Successful endovascular revascularization of patient with TAO was first described by Lang EV et al. (7) in a 47 year-old male with a left cold blue hand in 1989. After this first step of angioplasty in patients with TAO, there have been several successful cases reported in literature. In 2012, Grazini et al. (8) showed an incredible technical success rate in a case series of 17 patients with TAO with 20 critical limb ischemia lesions. In total, 47 vessels were treated, of which 36 were below-the-knee foot arteries. No complications were reported during the interventions. No mortality or morbidity was recorded during a mean follow-up period of 23 months. In addition, a study aimed angioplasty over the knee arteries; in the study, Yuan et al. (9). showed the efficacy and safety of angioplasty over 9 patients with TAO. In total, 13 lesions were treated, and there were no complications. Angioplasty was performed in all patients with a technical success rate of 100%. No need for amputation was observed in a mean follow-up period of 20.9 months.
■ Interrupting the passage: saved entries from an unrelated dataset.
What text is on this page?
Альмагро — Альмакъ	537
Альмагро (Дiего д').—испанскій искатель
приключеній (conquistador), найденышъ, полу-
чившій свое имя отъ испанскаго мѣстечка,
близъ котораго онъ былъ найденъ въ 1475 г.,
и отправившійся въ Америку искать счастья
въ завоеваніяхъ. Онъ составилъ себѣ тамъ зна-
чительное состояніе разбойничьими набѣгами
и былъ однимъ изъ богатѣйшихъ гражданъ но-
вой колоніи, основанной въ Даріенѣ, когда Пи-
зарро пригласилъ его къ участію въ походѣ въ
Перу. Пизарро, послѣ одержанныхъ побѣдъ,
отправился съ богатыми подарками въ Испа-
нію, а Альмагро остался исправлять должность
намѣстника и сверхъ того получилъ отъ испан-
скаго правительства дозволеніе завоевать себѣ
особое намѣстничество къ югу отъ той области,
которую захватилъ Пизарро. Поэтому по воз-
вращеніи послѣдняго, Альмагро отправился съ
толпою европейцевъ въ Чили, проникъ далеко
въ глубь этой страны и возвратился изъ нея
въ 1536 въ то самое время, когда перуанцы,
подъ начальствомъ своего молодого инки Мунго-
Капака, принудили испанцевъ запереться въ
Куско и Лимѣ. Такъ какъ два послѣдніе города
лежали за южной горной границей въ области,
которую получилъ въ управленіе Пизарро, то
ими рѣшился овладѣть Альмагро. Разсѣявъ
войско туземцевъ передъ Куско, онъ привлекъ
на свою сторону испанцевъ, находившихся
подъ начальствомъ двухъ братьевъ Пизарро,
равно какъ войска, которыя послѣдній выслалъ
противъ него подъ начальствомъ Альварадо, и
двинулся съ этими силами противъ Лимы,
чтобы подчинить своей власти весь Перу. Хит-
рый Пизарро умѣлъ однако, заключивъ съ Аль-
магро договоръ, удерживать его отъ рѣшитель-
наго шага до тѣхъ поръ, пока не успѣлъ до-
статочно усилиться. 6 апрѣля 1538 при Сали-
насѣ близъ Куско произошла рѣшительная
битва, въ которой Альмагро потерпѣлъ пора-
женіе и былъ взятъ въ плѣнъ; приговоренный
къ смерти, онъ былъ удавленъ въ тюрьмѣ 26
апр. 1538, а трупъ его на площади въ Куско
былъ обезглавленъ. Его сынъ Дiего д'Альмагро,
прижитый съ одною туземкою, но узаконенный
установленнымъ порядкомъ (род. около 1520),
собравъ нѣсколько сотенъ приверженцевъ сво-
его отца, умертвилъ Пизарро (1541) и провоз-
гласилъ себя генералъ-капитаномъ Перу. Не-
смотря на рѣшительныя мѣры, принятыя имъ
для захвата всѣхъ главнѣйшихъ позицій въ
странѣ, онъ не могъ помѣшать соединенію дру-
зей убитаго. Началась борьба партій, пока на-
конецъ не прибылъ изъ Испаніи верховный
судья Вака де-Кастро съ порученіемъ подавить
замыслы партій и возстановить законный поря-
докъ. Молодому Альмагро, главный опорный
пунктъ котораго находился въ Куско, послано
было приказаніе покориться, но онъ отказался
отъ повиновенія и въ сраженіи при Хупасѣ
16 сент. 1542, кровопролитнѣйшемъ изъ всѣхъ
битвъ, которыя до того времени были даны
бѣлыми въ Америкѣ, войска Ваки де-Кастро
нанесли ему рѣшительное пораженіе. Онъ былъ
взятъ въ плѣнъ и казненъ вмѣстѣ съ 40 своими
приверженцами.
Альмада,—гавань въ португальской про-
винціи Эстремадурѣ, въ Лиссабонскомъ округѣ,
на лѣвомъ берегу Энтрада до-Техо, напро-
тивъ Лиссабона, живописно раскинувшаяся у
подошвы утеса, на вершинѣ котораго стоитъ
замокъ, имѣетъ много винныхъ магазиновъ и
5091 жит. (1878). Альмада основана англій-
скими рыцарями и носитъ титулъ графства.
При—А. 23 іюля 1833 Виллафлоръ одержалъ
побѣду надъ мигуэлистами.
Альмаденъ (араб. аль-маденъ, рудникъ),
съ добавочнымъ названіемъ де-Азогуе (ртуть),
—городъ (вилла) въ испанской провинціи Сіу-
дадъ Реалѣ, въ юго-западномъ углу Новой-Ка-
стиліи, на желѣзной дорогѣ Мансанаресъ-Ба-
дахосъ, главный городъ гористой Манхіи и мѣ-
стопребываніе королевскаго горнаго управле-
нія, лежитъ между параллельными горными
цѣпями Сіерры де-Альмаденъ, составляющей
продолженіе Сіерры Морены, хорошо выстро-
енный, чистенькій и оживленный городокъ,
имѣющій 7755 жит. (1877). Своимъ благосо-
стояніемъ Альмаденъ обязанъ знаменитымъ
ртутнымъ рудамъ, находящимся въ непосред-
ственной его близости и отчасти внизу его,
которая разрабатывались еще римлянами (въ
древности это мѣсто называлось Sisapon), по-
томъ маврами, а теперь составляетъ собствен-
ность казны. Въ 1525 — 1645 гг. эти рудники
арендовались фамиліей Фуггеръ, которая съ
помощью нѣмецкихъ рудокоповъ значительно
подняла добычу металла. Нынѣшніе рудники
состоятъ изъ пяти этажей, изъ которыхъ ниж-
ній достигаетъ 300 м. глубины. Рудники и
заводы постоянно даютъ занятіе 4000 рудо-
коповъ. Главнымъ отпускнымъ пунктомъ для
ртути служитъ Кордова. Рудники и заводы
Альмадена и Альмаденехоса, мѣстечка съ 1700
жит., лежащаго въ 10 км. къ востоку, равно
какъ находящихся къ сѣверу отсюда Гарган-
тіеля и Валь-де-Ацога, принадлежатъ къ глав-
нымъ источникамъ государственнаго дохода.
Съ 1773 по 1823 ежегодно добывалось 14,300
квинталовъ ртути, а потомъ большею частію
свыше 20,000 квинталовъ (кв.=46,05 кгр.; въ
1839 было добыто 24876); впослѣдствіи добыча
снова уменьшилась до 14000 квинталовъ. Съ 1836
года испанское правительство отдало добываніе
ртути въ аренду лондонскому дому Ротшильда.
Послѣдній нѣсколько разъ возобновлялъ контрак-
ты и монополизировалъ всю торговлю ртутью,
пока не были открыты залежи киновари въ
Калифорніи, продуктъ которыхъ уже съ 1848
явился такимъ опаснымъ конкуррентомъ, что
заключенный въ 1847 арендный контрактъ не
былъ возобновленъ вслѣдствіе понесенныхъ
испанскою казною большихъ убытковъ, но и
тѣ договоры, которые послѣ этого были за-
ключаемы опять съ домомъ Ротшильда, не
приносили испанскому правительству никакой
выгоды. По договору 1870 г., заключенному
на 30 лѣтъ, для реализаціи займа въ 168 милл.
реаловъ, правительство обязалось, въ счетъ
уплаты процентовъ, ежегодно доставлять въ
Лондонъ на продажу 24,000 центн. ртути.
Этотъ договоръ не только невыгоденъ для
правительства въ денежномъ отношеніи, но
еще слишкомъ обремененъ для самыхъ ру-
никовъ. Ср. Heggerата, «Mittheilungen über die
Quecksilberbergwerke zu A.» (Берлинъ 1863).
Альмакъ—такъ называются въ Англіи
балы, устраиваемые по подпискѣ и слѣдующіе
In our case the patient did not have appropriate distal vasculature and there were no surgical intervention chance. Sequential and extended balloon angioplasty is performed to obtain a through blood flow in this case. Another aspect of our report is about the technique. Subintimal angioplasty, a previously described technique by Kawarada et al. (10) in a femorotibial occlusion of a patient with TAO, is successfully applied in this patient.
Conclusion
Extended angioplasty could be a beneficial revascularization option in patients with TAO.
Video 1
Total occlusion of popliteal artery with typical “corkscrew” collaterals around knees at the level of occlusion.
Video 2
The occluded part of the popliteal artery was successfully passed with 0.014 guidewire via the support catheter demonstrated by microinjection via support catheter.
Video 3
Balloon dilatation with 2.5x80 mm.
Video 4
DŁrug coated balloon angioplasty of posterior tibial artery.
Video 5
DŁrug coated balloon angioplasty of anterior tibial artery.
Video 6
DŁrug coated balloon angioplasty of pedal artery.
Video 7
Final angioplasty was performed to popliteal artery with 4.0x100 mm balloon
Video 8–10
Restored blood flow of popliteal, anterior tibial, posterior tibial and pedal artery.